Понять то, что случилось, нельзя: это не входит ни в мозги человеческие, ни в душу человеческую. Как ни бился старый Толстой над загадкой бессмысленных кровопролитий Наполеона, он разгадки им не нашел и в конце концов сказал, что это — воля Божия. Если под волей Божией разуметь какие-то величественные, человеком едва постигаемые или даже едва ощущаемые законы, которые раз навсегда установило Божественное Начало для всей Вселенной и нарушение которых приводит ко всяческим бедствиям, а между прочим, и к проклятию войны, то это так — пожалуй так, ибо достоверно что же можно тут сказать? Но именно так-то никто эту Божественную волю и не понимает, а понимают ее в самом простом и самом прямом смысле: Бог хотел этой войны, и духовенства всех наций и всех вер упорными молебнами и крестными ходами стараются перетянуть его именно на свою сторону, хотят заставить его изменить эти величественные, таинственные законы в свою — православную, католическую, протестантскую, мусульманскую — пользу! И никто и не задумывается, нужно ли такое Божество, дорого ли оно стоит, волею которого может быть превращена половина Земли в сумасшедший дом или в ад, а вернее, в то и другое вместе… Такой Бог — злейший враг человека, бич, проклятие, абсурд. Так что слова «воля Божия» решительно ничего не объясняют, а только еще более затемняют дело. Тайна страшная тайной и остается, и, созерцая ее, ум и сердце человеческие мутятся и цепенеют…
Ни один человек в мире не понимает, что это происходит… И тем не менее такие несомненные агенты воли Божией, как дипломаты, вылощенные пустоплясы с удивительными проборами, ведут свои грязные интриги — не для того, чтобы спасти свой и другие народы от грядущих ужасов, но наоборот, для того, чтобы ввергнуть их в пучину невероятных бедствий.
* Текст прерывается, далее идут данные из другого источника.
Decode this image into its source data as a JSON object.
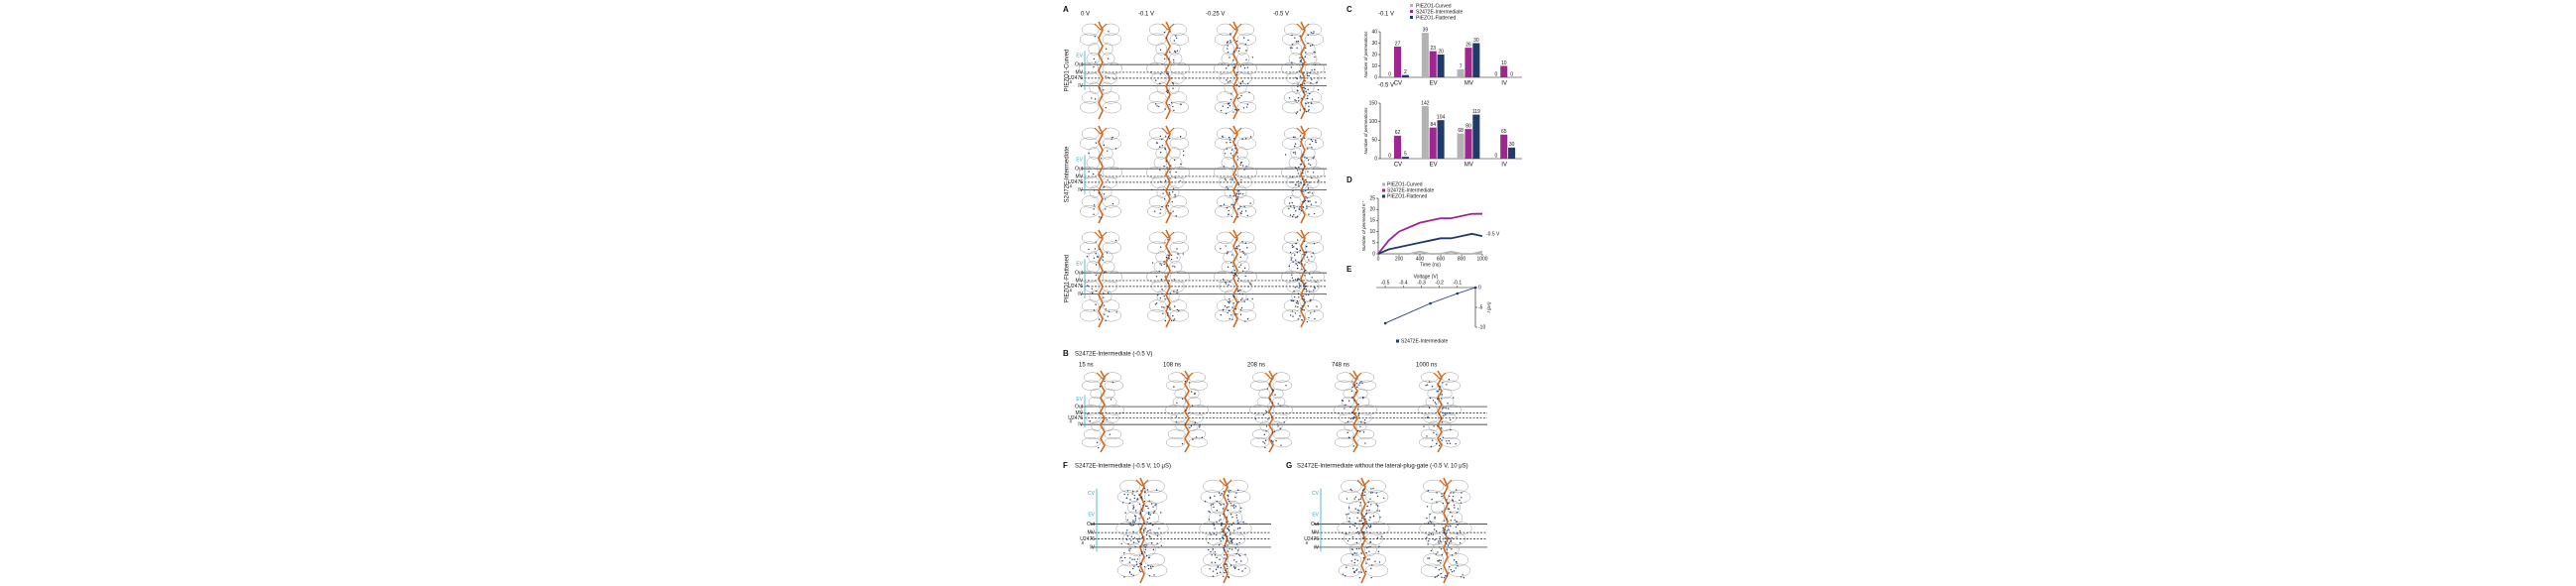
{
  "figure": {
    "panel_labels": [
      "A",
      "B",
      "C",
      "D",
      "E",
      "F",
      "G"
    ],
    "a_voltages": [
      "0 V",
      "-0.1 V",
      "-0.25 V",
      "-0.5 V"
    ],
    "a_rows": [
      "PIEZO1-Curved",
      "S2472E-Intermediate",
      "PIEZO1-Flattened"
    ],
    "region_labels": [
      "CV",
      "EV",
      "Out",
      "MV",
      "U2476",
      "IV",
      "In"
    ],
    "b_title": "S2472E-Intermediate (-0.5 V)",
    "b_times": [
      "15 ns",
      "108 ns",
      "208 ns",
      "748 ns",
      "1000 ns"
    ],
    "f_title": "S2472E-Intermediate (-0.5 V, 10 μS)",
    "g_title": "S2472E-Intermediate without the lateral-plug-gate (-0.5 V, 10 μS)"
  },
  "chart_data": [
    {
      "type": "bar",
      "annotation": "-0.1 V",
      "y_label": "Number of permeations",
      "categories": [
        "CV",
        "EV",
        "MV",
        "IV"
      ],
      "series": [
        {
          "name": "PIEZO1-Curved",
          "color": "#b3b3b3",
          "values": [
            0,
            39,
            7,
            0
          ]
        },
        {
          "name": "S2472E-Intermediate",
          "color": "#a0268f",
          "values": [
            27,
            23,
            26,
            10
          ]
        },
        {
          "name": "PIEZO1-Flattened",
          "color": "#1f3a6b",
          "values": [
            2,
            20,
            30,
            0
          ]
        }
      ],
      "ylim": [
        0,
        40
      ],
      "yticks": [
        0,
        10,
        20,
        30,
        40
      ]
    },
    {
      "type": "bar",
      "annotation": "-0.5 V",
      "y_label": "Number of permeations",
      "categories": [
        "CV",
        "EV",
        "MV",
        "IV"
      ],
      "series": [
        {
          "color": "#b3b3b3",
          "values": [
            0,
            142,
            68,
            0
          ]
        },
        {
          "color": "#a0268f",
          "values": [
            62,
            84,
            80,
            65
          ]
        },
        {
          "color": "#1f3a6b",
          "values": [
            5,
            104,
            119,
            30
          ]
        }
      ],
      "ylim": [
        0,
        150
      ],
      "yticks": [
        0,
        50,
        100,
        150
      ]
    },
    {
      "type": "line",
      "annotation": "-0.5 V",
      "x_label": "Time (ns)",
      "y_label": "Number of permeated K⁺",
      "x": [
        0,
        100,
        200,
        300,
        400,
        500,
        600,
        700,
        800,
        900,
        1000
      ],
      "series": [
        {
          "name": "PIEZO1-Curved",
          "color": "#b3b3b3",
          "values": [
            0,
            0,
            0,
            0,
            1,
            0,
            0,
            1,
            0,
            0,
            1
          ]
        },
        {
          "name": "S2472E-Intermediate",
          "color": "#a0268f",
          "values": [
            0,
            6,
            10,
            12,
            14,
            15,
            16,
            16,
            17,
            18,
            18
          ]
        },
        {
          "name": "PIEZO1-Flattened",
          "color": "#1f3a6b",
          "values": [
            0,
            2,
            3,
            4,
            5,
            6,
            7,
            7,
            8,
            9,
            8
          ]
        }
      ],
      "xlim": [
        0,
        1000
      ],
      "xticks": [
        0,
        200,
        400,
        600,
        800,
        1000
      ],
      "ylim": [
        0,
        25
      ],
      "yticks": [
        0,
        5,
        10,
        15,
        20,
        25
      ]
    },
    {
      "type": "line",
      "x_label": "Voltage (V)",
      "y_label": "I (pA)",
      "x": [
        -0.5,
        -0.25,
        -0.1,
        0
      ],
      "series": [
        {
          "name": "S2472E-Intermediate",
          "color": "#1f3a6b",
          "values": [
            -9,
            -4,
            -1.5,
            0
          ]
        }
      ],
      "xlim": [
        -0.55,
        0
      ],
      "xticks": [
        -0.5,
        -0.4,
        -0.3,
        -0.2,
        -0.1
      ],
      "ylim": [
        -10,
        0
      ],
      "yticks": [
        0,
        -5,
        -10
      ]
    }
  ]
}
Другой агент воли Божией, русский генерал фон Ренненкампф требует, чтобы ему непременно отрубили обе руки по локоть, если он через две недели не донесет о взятии Берлина; третий агент воли Божией донской казак Кузьма Крючков ухитряется посадить на свою пику сразу семь немцев, непременно семь, не меньше, как уверяют нас газеты, а за ним еще и еще миллионы таких божественных агентов, солдаты с пушками, аэропланами, пулеметами понеслись по Европе на запад, на юг, на север, на восток и, пьяные, глупые, грязные, вонючие, пошлые, орали всякий вздор… И в охваченных безумием городах бесчисленные газеты — всегда скромно именовавшие себя «светочем цивилизации» — все это всячески одобряли и, содействуя из всех сил воле Божией, которая, казалось бы, могла бы обойтись и без них, из всех сил разжигают страшный огонь, пожирающий землю… И огонь безумия ширится все больше и больше, и вот им захвачены уже многомиллионные народные массы, которые из всех сил требуют, чтобы их вели в бой, чтобы их мучили и убивали! И в конце концов мы вынуждены признать, что и старый Франц Иосиф, и парламенты республик, и наш царь-неудачник, и кронпринц германский суть не агенты Божественной воли, но слепые орудия воли человеческой, не столько злой даже, сколько чрезвычайно глупой…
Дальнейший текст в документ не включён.